NdH online – ein starkes Netz

Während der Produktionswoche der NdH in diesem Jahr stand ein Netz im Zentrum des Heiligtums. Ein Netz aus Wollfäden, das die Vernetzung zwischen uns allen symbolisieren soll. Noch deutlicher als bisher spüren wir in diesem Jahr, wie wichtig die Vernetzung untereinander ist, von der wir immer sprechen. Ein Jahr, in dem wir uns leider nicht, so wie wir uns das wünschen, „live“ treffen können.
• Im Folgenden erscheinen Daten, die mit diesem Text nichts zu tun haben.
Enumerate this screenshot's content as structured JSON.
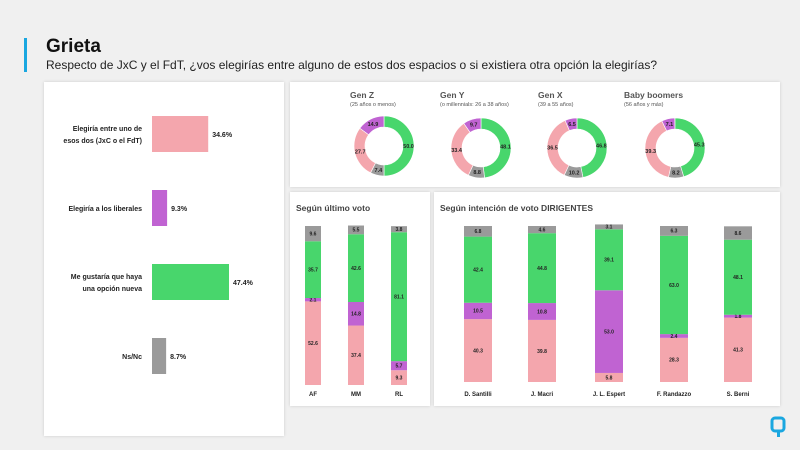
{
  "title": "Grieta",
  "subtitle": "Respecto  de JxC y el FdT, ¿vos elegirías entre alguno de estos dos espacios o si existiera otra opción la elegirías?",
  "colors": {
    "pink": "#f4a6ad",
    "green": "#48d66c",
    "purple": "#c063d2",
    "gray": "#9a9a9a",
    "accent": "#1aa7e0"
  },
  "chart_data": [
    {
      "type": "bar",
      "orientation": "horizontal",
      "categories": [
        [
          "Elegiría entre uno de",
          "esos dos (JxC o el FdT)"
        ],
        [
          "Elegiría a los liberales"
        ],
        [
          "Me gustaría que haya",
          "una opción nueva"
        ],
        [
          "Ns/Nc"
        ]
      ],
      "values": [
        34.6,
        9.3,
        47.4,
        8.7
      ],
      "labels": [
        "34.6%",
        "9.3%",
        "47.4%",
        "8.7%"
      ],
      "colors": [
        "pink",
        "purple",
        "green",
        "gray"
      ]
    },
    {
      "type": "pie",
      "variant": "donut",
      "groups": [
        {
          "name": "Gen Z",
          "sub": "(25 años o menos)",
          "values": {
            "green": 50.0,
            "gray": 7.4,
            "pink": 27.7,
            "purple": 14.9
          },
          "labels": {
            "green": "50.0",
            "gray": "7.4",
            "pink": "27.7",
            "purple": "14.9"
          }
        },
        {
          "name": "Gen Y",
          "sub": "(o millennials: 26 a 38 años)",
          "values": {
            "green": 48.1,
            "gray": 8.8,
            "pink": 33.4,
            "purple": 9.7
          },
          "labels": {
            "green": "48.1",
            "gray": "8.8",
            "pink": "33.4",
            "purple": "9.7"
          }
        },
        {
          "name": "Gen X",
          "sub": "(39 a 55 años)",
          "values": {
            "green": 46.8,
            "gray": 10.2,
            "pink": 36.5,
            "purple": 6.5
          },
          "labels": {
            "green": "46.8",
            "gray": "10.2",
            "pink": "36.5",
            "purple": "6.5"
          }
        },
        {
          "name": "Baby boomers",
          "sub": "(56 años y más)",
          "values": {
            "green": 45.3,
            "gray": 8.2,
            "pink": 39.3,
            "purple": 7.1
          },
          "labels": {
            "green": "45.3",
            "gray": "8.2",
            "pink": "39.3",
            "purple": "7.1"
          }
        }
      ]
    },
    {
      "type": "bar",
      "stacked": true,
      "title": "Según último voto",
      "categories": [
        "AF",
        "MM",
        "RL"
      ],
      "series": [
        {
          "name": "pink",
          "values": [
            52.6,
            37.4,
            9.3
          ],
          "labels": [
            "52.6",
            "37.4",
            "9.3"
          ]
        },
        {
          "name": "purple",
          "values": [
            2.1,
            14.8,
            5.7
          ],
          "labels": [
            "2.1",
            "14.8",
            "5.7"
          ]
        },
        {
          "name": "green",
          "values": [
            35.7,
            42.6,
            81.1
          ],
          "labels": [
            "35.7",
            "42.6",
            "81.1"
          ]
        },
        {
          "name": "gray",
          "values": [
            9.6,
            5.5,
            3.8
          ],
          "labels": [
            "9.6",
            "5.5",
            "3.8"
          ]
        }
      ]
    },
    {
      "type": "bar",
      "stacked": true,
      "title": "Según intención de voto DIRIGENTES",
      "categories": [
        "D. Santilli",
        "J. Macri",
        "J. L. Espert",
        "F. Randazzo",
        "S. Berni"
      ],
      "series": [
        {
          "name": "pink",
          "values": [
            40.3,
            39.8,
            5.8,
            28.3,
            41.3
          ],
          "labels": [
            "40.3",
            "39.8",
            "5.8",
            "28.3",
            "41.3"
          ]
        },
        {
          "name": "purple",
          "values": [
            10.5,
            10.8,
            53.0,
            2.4,
            1.8
          ],
          "labels": [
            "10.5",
            "10.8",
            "53.0",
            "2.4",
            "1.8"
          ]
        },
        {
          "name": "green",
          "values": [
            42.4,
            44.8,
            39.1,
            63.0,
            48.1
          ],
          "labels": [
            "42.4",
            "44.8",
            "39.1",
            "63.0",
            "48.1"
          ]
        },
        {
          "name": "gray",
          "values": [
            6.8,
            4.6,
            3.1,
            6.3,
            8.6
          ],
          "labels": [
            "6.8",
            "4.6",
            "3.1",
            "6.3",
            "8.6"
          ]
        }
      ]
    }
  ]
}
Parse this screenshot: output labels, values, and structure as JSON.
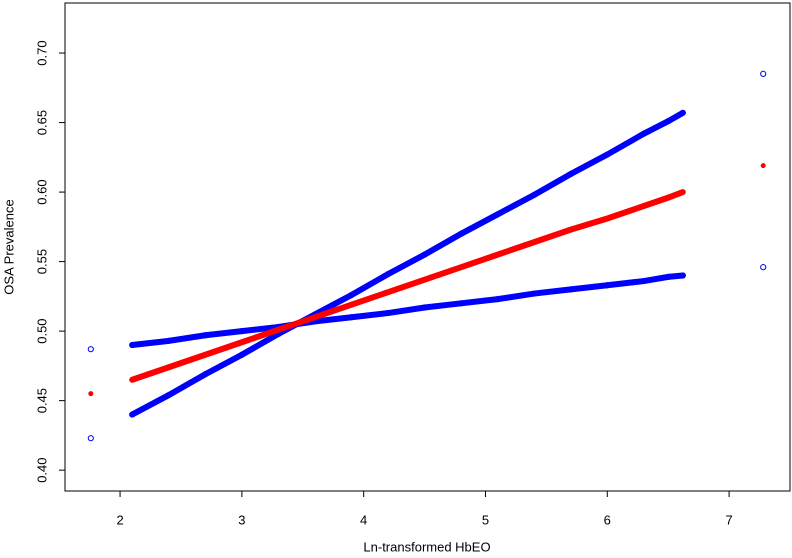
{
  "chart_data": {
    "type": "scatter",
    "x_label": "Ln-transformed HbEO",
    "y_label": "OSA Prevalence",
    "x": [
      1.76,
      2.1,
      2.4,
      2.7,
      3.0,
      3.3,
      3.6,
      3.9,
      4.2,
      4.5,
      4.8,
      5.1,
      5.4,
      5.7,
      6.0,
      6.3,
      6.5,
      6.62,
      7.28
    ],
    "series": [
      {
        "color": "#0000ff",
        "filled": false,
        "values": [
          0.487,
          0.49,
          0.493,
          0.497,
          0.5,
          0.503,
          0.507,
          0.51,
          0.513,
          0.517,
          0.52,
          0.523,
          0.527,
          0.53,
          0.533,
          0.536,
          0.539,
          0.54,
          0.546
        ]
      },
      {
        "color": "#0000ff",
        "filled": false,
        "values": [
          0.423,
          0.44,
          0.454,
          0.469,
          0.483,
          0.498,
          0.512,
          0.526,
          0.541,
          0.555,
          0.57,
          0.584,
          0.598,
          0.613,
          0.627,
          0.642,
          0.651,
          0.657,
          0.685
        ]
      },
      {
        "color": "#ff0000",
        "filled": true,
        "values": [
          0.455,
          0.465,
          0.474,
          0.483,
          0.492,
          0.501,
          0.51,
          0.519,
          0.528,
          0.537,
          0.546,
          0.555,
          0.564,
          0.573,
          0.581,
          0.59,
          0.596,
          0.6,
          0.619
        ]
      }
    ],
    "xlim": [
      1.548,
      7.5
    ],
    "ylim": [
      0.385,
      0.736
    ],
    "xticks": [
      2,
      3,
      4,
      5,
      6,
      7
    ],
    "yticks": [
      {
        "value": 0.4,
        "label": "0.40"
      },
      {
        "value": 0.45,
        "label": "0.45"
      },
      {
        "value": 0.5,
        "label": "0.50"
      },
      {
        "value": 0.55,
        "label": "0.55"
      },
      {
        "value": 0.6,
        "label": "0.60"
      },
      {
        "value": 0.65,
        "label": "0.65"
      },
      {
        "value": 0.7,
        "label": "0.70"
      }
    ]
  }
}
Jeden Morgen knüpfen die Helfer die Namen von Menschen in das Netz, von denen sie wissen, dass sie eigentlich mit ihnen hier am Ursprungsort gewesen wären und an der NdH teilgenommen hätten. Geistig vernetzen wir uns durch das Liebesbündnis – ganz besonders, wenn wir uns am NdH-Wochenende selbst an verschiedenen Orten, in Schönstatt, Regensburg, Fulda, Aulendorf, Wien usw. und in jedem Wohnzimmer gemeinsam bei der Liebesbündnisfeier miteinander verbinden. Auch wenn wir an verschiedenen Orten, sogar in verschiedenen Ländern sitzen, sind wir eins im Glauben. 
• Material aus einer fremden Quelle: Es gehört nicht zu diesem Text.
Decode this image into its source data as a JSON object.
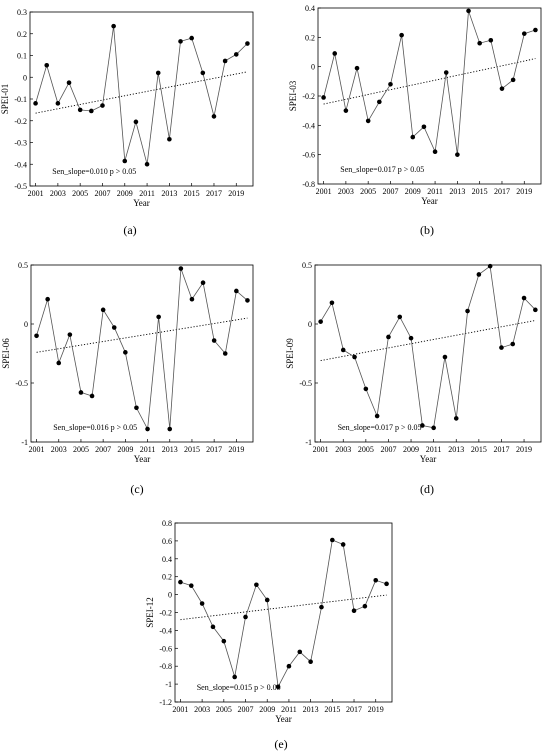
{
  "chart_data": [
    {
      "type": "line",
      "panel_label": "(a)",
      "xlabel": "Year",
      "ylabel": "SPEI-01",
      "x": [
        2001,
        2002,
        2003,
        2004,
        2005,
        2006,
        2007,
        2008,
        2009,
        2010,
        2011,
        2012,
        2013,
        2014,
        2015,
        2016,
        2017,
        2018,
        2019,
        2020
      ],
      "values": [
        -0.12,
        0.055,
        -0.12,
        -0.025,
        -0.15,
        -0.155,
        -0.13,
        0.235,
        -0.385,
        -0.205,
        -0.4,
        0.02,
        -0.285,
        0.165,
        0.18,
        0.02,
        -0.18,
        0.075,
        0.105,
        0.155
      ],
      "trend": [
        -0.165,
        0.025
      ],
      "annotation": "Sen_slope=0.010  p > 0.05",
      "xlim": [
        2000.5,
        2020.5
      ],
      "ylim": [
        -0.5,
        0.3
      ],
      "yticks": [
        -0.5,
        -0.4,
        -0.3,
        -0.2,
        -0.1,
        0,
        0.1,
        0.2,
        0.3
      ],
      "ytick_labels": [
        "-0.5",
        "-0.4",
        "-0.3",
        "-0.2",
        "-0.1",
        "0",
        "0.1",
        "0.2",
        "0.3"
      ],
      "xticks": [
        2001,
        2003,
        2005,
        2007,
        2009,
        2011,
        2013,
        2015,
        2017,
        2019
      ],
      "grid": false
    },
    {
      "type": "line",
      "panel_label": "(b)",
      "xlabel": "Year",
      "ylabel": "SPEI-03",
      "x": [
        2001,
        2002,
        2003,
        2004,
        2005,
        2006,
        2007,
        2008,
        2009,
        2010,
        2011,
        2012,
        2013,
        2014,
        2015,
        2016,
        2017,
        2018,
        2019,
        2020
      ],
      "values": [
        -0.21,
        0.09,
        -0.3,
        -0.01,
        -0.37,
        -0.24,
        -0.12,
        0.215,
        -0.48,
        -0.41,
        -0.58,
        -0.04,
        -0.6,
        0.38,
        0.16,
        0.18,
        -0.15,
        -0.09,
        0.225,
        0.25
      ],
      "trend": [
        -0.255,
        0.055
      ],
      "annotation": "Sen_slope=0.017  p > 0.05",
      "xlim": [
        2000.5,
        2020.5
      ],
      "ylim": [
        -0.8,
        0.4
      ],
      "yticks": [
        -0.8,
        -0.6,
        -0.4,
        -0.2,
        0,
        0.2,
        0.4
      ],
      "ytick_labels": [
        "-0.8",
        "-0.6",
        "-0.4",
        "-0.2",
        "0",
        "0.2",
        "0.4"
      ],
      "xticks": [
        2001,
        2003,
        2005,
        2007,
        2009,
        2011,
        2013,
        2015,
        2017,
        2019
      ],
      "grid": false
    },
    {
      "type": "line",
      "panel_label": "(c)",
      "xlabel": "Year",
      "ylabel": "SPEI-06",
      "x": [
        2001,
        2002,
        2003,
        2004,
        2005,
        2006,
        2007,
        2008,
        2009,
        2010,
        2011,
        2012,
        2013,
        2014,
        2015,
        2016,
        2017,
        2018,
        2019,
        2020
      ],
      "values": [
        -0.1,
        0.21,
        -0.33,
        -0.09,
        -0.58,
        -0.61,
        0.12,
        -0.03,
        -0.24,
        -0.71,
        -0.89,
        0.06,
        -0.89,
        0.47,
        0.21,
        0.35,
        -0.14,
        -0.25,
        0.28,
        0.2
      ],
      "trend": [
        -0.24,
        0.05
      ],
      "annotation": "Sen_slope=0.016  p > 0.05",
      "xlim": [
        2000.5,
        2020.5
      ],
      "ylim": [
        -1,
        0.5
      ],
      "yticks": [
        -1,
        -0.5,
        0,
        0.5
      ],
      "ytick_labels": [
        "-1",
        "-0.5",
        "0",
        "0.5"
      ],
      "xticks": [
        2001,
        2003,
        2005,
        2007,
        2009,
        2011,
        2013,
        2015,
        2017,
        2019
      ],
      "grid": false
    },
    {
      "type": "line",
      "panel_label": "(d)",
      "xlabel": "Year",
      "ylabel": "SPEI-09",
      "x": [
        2001,
        2002,
        2003,
        2004,
        2005,
        2006,
        2007,
        2008,
        2009,
        2010,
        2011,
        2012,
        2013,
        2014,
        2015,
        2016,
        2017,
        2018,
        2019,
        2020
      ],
      "values": [
        0.02,
        0.18,
        -0.22,
        -0.28,
        -0.55,
        -0.78,
        -0.11,
        0.06,
        -0.12,
        -0.86,
        -0.88,
        -0.28,
        -0.8,
        0.11,
        0.42,
        0.49,
        -0.2,
        -0.17,
        0.22,
        0.12
      ],
      "trend": [
        -0.31,
        0.03
      ],
      "annotation": "Sen_slope=0.017  p > 0.05",
      "xlim": [
        2000.5,
        2020.5
      ],
      "ylim": [
        -1,
        0.5
      ],
      "yticks": [
        -1,
        -0.5,
        0,
        0.5
      ],
      "ytick_labels": [
        "-1",
        "-0.5",
        "0",
        "0.5"
      ],
      "xticks": [
        2001,
        2003,
        2005,
        2007,
        2009,
        2011,
        2013,
        2015,
        2017,
        2019
      ],
      "grid": false
    },
    {
      "type": "line",
      "panel_label": "(e)",
      "xlabel": "Year",
      "ylabel": "SPEI-12",
      "x": [
        2001,
        2002,
        2003,
        2004,
        2005,
        2006,
        2007,
        2008,
        2009,
        2010,
        2011,
        2012,
        2013,
        2014,
        2015,
        2016,
        2017,
        2018,
        2019,
        2020
      ],
      "values": [
        0.14,
        0.1,
        -0.1,
        -0.36,
        -0.52,
        -0.92,
        -0.25,
        0.11,
        -0.06,
        -1.03,
        -0.8,
        -0.64,
        -0.75,
        -0.14,
        0.61,
        0.56,
        -0.18,
        -0.13,
        0.16,
        0.12
      ],
      "trend": [
        -0.28,
        -0.005
      ],
      "annotation": "Sen_slope=0.015  p > 0.05",
      "xlim": [
        2000.5,
        2020.5
      ],
      "ylim": [
        -1.2,
        0.8
      ],
      "yticks": [
        -1.2,
        -1,
        -0.8,
        -0.6,
        -0.4,
        -0.2,
        0,
        0.2,
        0.4,
        0.6,
        0.8
      ],
      "ytick_labels": [
        "-1.2",
        "-1",
        "-0.8",
        "-0.6",
        "-0.4",
        "-0.2",
        "0",
        "0.2",
        "0.4",
        "0.6",
        "0.8"
      ],
      "xticks": [
        2001,
        2003,
        2005,
        2007,
        2009,
        2011,
        2013,
        2015,
        2017,
        2019
      ],
      "grid": false
    }
  ]
}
Die Situation heuer eröffnet aber vor allem den Blick auf das Potential dieser digitalen Nacht des Heiligtums. Die Teilnehmer treffen sich an „ihren“ Heiligtümern, nutzen die Schönstattzentren in den Diözesen und treffen so ihre Freunde wieder.  

Oft heißt es, im digitalen Zeitalter ginge alles viel besser, weil die Kommunikation schneller und vieles leichter von der Hand ginge. Dennoch fehlt etwas ganz Wichtiges und vor allem Essentielles für die NdH: die persönliche Begegnung mit Menschen, die wir vielleicht nur einmal im Jahr treffen und zwar am ersten Septemberwochenende hier am Gründungsort. 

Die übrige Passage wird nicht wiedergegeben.